Dr. Aviram Oshrim, an arcaheologist with the Israel Antiquities Authority, supports the claim of the northern Bethlehem.
He has been studying the matter since the 1990s, and has said he is “positive” of the true Bethlehem being near Nazareth.
“I was contracted to perform some salvage excavations around building and infrastructure projects in a small rural community in the Galilee,” he said.
“When I started work, some of the people who lived around the site told me how Jesus was really born there, not in the south.
“Intrigued, I researched the archaeological evidence for Bethlehem in Judea at the time of Jesus and found nothing.”
Dr Oshrim claims he does not believe that the heavily pregnant Mary could have made the trip south to the West Bank.
And he also questioned whether a baby would have been able to survive the return to Nazareth.
“I asked myself, what are the chances that the baby would still be alive if she rode all the way to Bethlehem in Judea?,” he said.
“Zero. Whereas the distance from Nazareth to Bethlehem is possible.”
Biblical scholar Marcus Borg, who died in 2015, also supported Jesus’s birth not being in the West Bank’s Bethlehem,
In an article on his foundation’s website, it describes “historically it seems likely Jesus was actually born in Nazareth”.

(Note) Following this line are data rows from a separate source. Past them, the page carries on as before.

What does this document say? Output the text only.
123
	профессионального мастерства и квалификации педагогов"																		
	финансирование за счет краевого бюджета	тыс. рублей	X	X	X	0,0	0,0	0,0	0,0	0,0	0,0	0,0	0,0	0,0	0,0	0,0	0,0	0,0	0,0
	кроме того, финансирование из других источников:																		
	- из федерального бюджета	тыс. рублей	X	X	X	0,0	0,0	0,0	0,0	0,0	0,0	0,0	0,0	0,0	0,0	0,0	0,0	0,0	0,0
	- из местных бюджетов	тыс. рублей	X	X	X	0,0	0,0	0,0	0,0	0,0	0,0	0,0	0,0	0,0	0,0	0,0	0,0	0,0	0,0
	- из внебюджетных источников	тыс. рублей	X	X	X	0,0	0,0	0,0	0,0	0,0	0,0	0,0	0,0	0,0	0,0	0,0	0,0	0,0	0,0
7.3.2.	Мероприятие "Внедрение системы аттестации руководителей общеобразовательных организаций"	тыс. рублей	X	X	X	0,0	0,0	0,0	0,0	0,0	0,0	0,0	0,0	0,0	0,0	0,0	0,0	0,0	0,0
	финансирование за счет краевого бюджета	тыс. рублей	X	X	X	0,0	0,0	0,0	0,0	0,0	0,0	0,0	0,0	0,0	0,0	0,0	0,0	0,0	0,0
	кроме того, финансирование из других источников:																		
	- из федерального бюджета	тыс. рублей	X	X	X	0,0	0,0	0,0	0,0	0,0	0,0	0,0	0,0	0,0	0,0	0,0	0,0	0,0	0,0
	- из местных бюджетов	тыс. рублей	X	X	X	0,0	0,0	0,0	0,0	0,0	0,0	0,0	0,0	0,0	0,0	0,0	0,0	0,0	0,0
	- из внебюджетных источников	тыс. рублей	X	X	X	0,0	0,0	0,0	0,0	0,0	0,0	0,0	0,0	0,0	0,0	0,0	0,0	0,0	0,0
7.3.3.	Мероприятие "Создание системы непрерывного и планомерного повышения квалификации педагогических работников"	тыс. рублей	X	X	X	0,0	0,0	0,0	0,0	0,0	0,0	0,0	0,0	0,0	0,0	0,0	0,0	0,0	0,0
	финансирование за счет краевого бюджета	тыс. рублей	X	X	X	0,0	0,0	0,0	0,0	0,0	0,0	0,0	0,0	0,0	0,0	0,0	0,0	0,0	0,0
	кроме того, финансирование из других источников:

And this would seem to match up without the archaeologists account of this other Bethlehem near Nazareth.
Borg explained “theologically Mathew and Luke place Jesus’s birth in Bethlehem because that is the city of David and in traditional Judaism the messiah would be descended from David”.
It continues:. “Saying that Jesus was born in Bethlehem is making a statement about his legitimacy as a messiah.”
However, if you take the Bible itself as fact – it seems clear the Bethlehem described by Matthew and Luke is the one near Jerusalem.
It reads quite undisputedly in the Book of Matthew that Jesus was born in “Bethlehem of Judea”.
And in the gospel of Luke it explains that “Joseph also went from the town of Nazareth in Galilee to Judea, to the city of David called Bethlehem”.
It goes on: “While they were there, the time came for her to deliver her child. And she gave birth to her firstborn son.”
However, the historical accuracy of the Bible is another debate – with the possibility of mistranslations and the fact it was assembled more than 400 years after the time of Jesus.